Пожалуй, это было так. Земля в поселке была сухой и бесплодной, на четверть из селитры, и только иногда кто-нибудь привозил из других мест букет цветов, чтобы бросить его в море, в том месте, куда бросали умерших.
- Это тот самый запах, который шел от утопленника из Гуакамайяля, сказал Тобиас.
- Вот так, - улыбнулась Клотильда, - если это приятный запах, можешь быть уверен - он не от этого моря.
- Это и в самом деле было жестокое море. Бывало, что сетями вылавливали только жидкую грязь, а во время отлива улицы поселка сплошь были усеяны дохлой рыбой. От динамита же на поверхности появлялись только остатки былых кораблекрушений. Те немногие женщины, которые еще были в поселке, как и Клотильда, всегда раздражались, когда стряпали. И так же, как она, жена старого Хакоба, вставшая в то утро раньше обычного, начала убирать в доме, а завтракать села с враждебным лицом.
- Мое последнее желание, - сказала она мужу, - чтобы меня похоронили живой.
Она сказала это, будто лежала на смертном одре, хотя сидела за столом, в комнате с большими окнами, сквозь которые струилось и разливалось по всему дому мартовское солнце. Напротив нее, голодный больше обычного, сидел старый Хакоб, человек, любивший ее так сильно и так давно, что не понимал ничьих страданий, если только речь шла не о его жене.

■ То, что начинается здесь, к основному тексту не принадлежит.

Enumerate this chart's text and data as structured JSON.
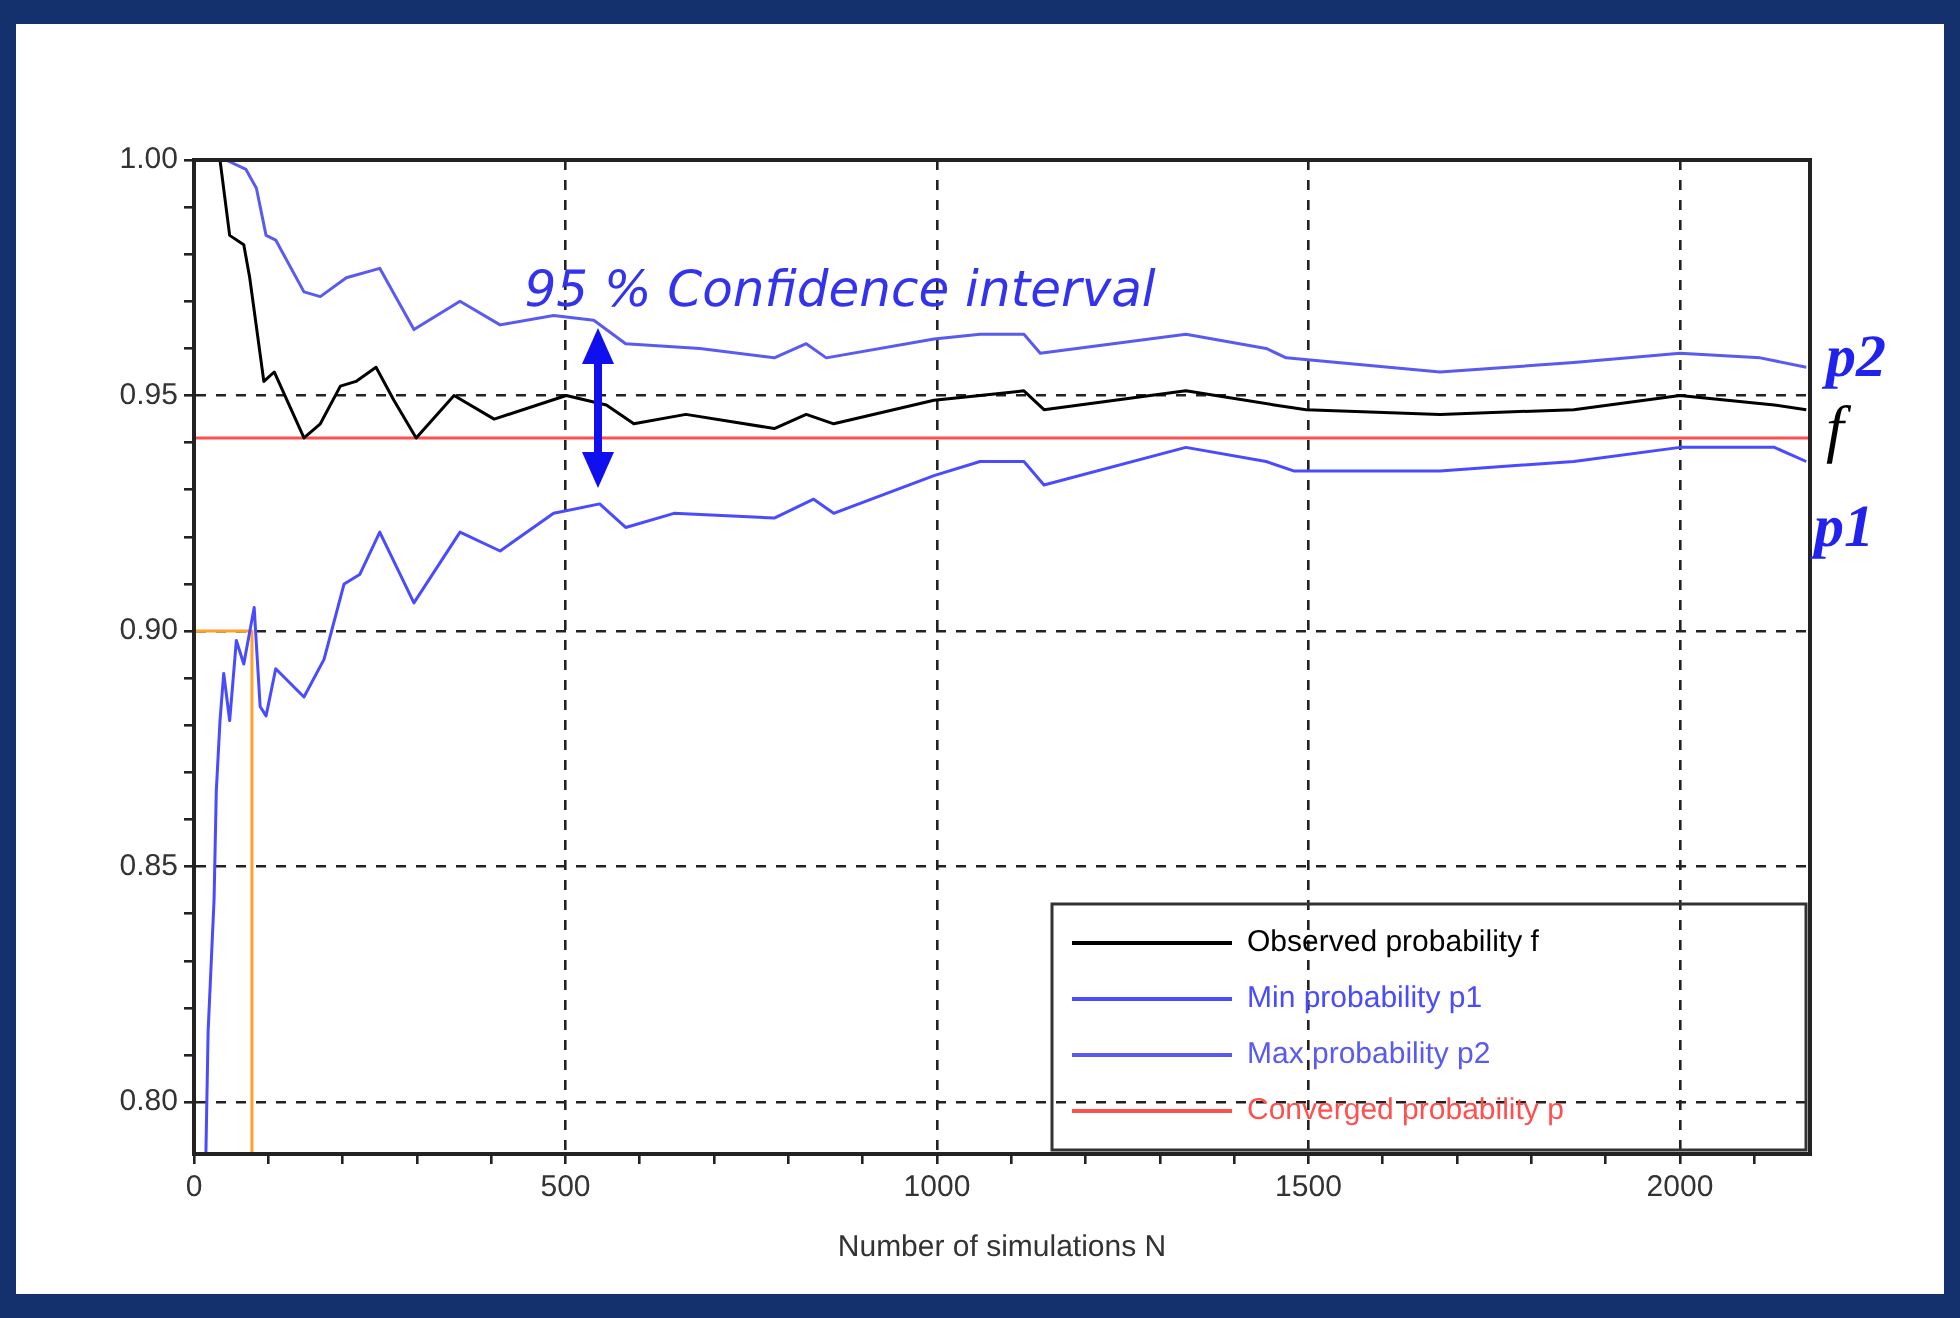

- Я хочу умереть будучи уверенной, что меня похоронят в земле, как всех честных людей, - продолжала она. - Единственный способ это знать идти куда-нибудь и умолять о милости похоронить меня живой.
- Не нужно тебе никого умолять, - сказал старый Хакоб с обычным спокойствием. - Я сам с тобой пойду.
- Тогда идем, - сказала она, - потому что я умру очень скоро.
Старый Хакоб пристально посмотрел на нее. Только глаза у нее оставались молодыми. Суставы обтянуты кожей, и вся она такая же, как эта пустынная земля - с давних времен и всегда.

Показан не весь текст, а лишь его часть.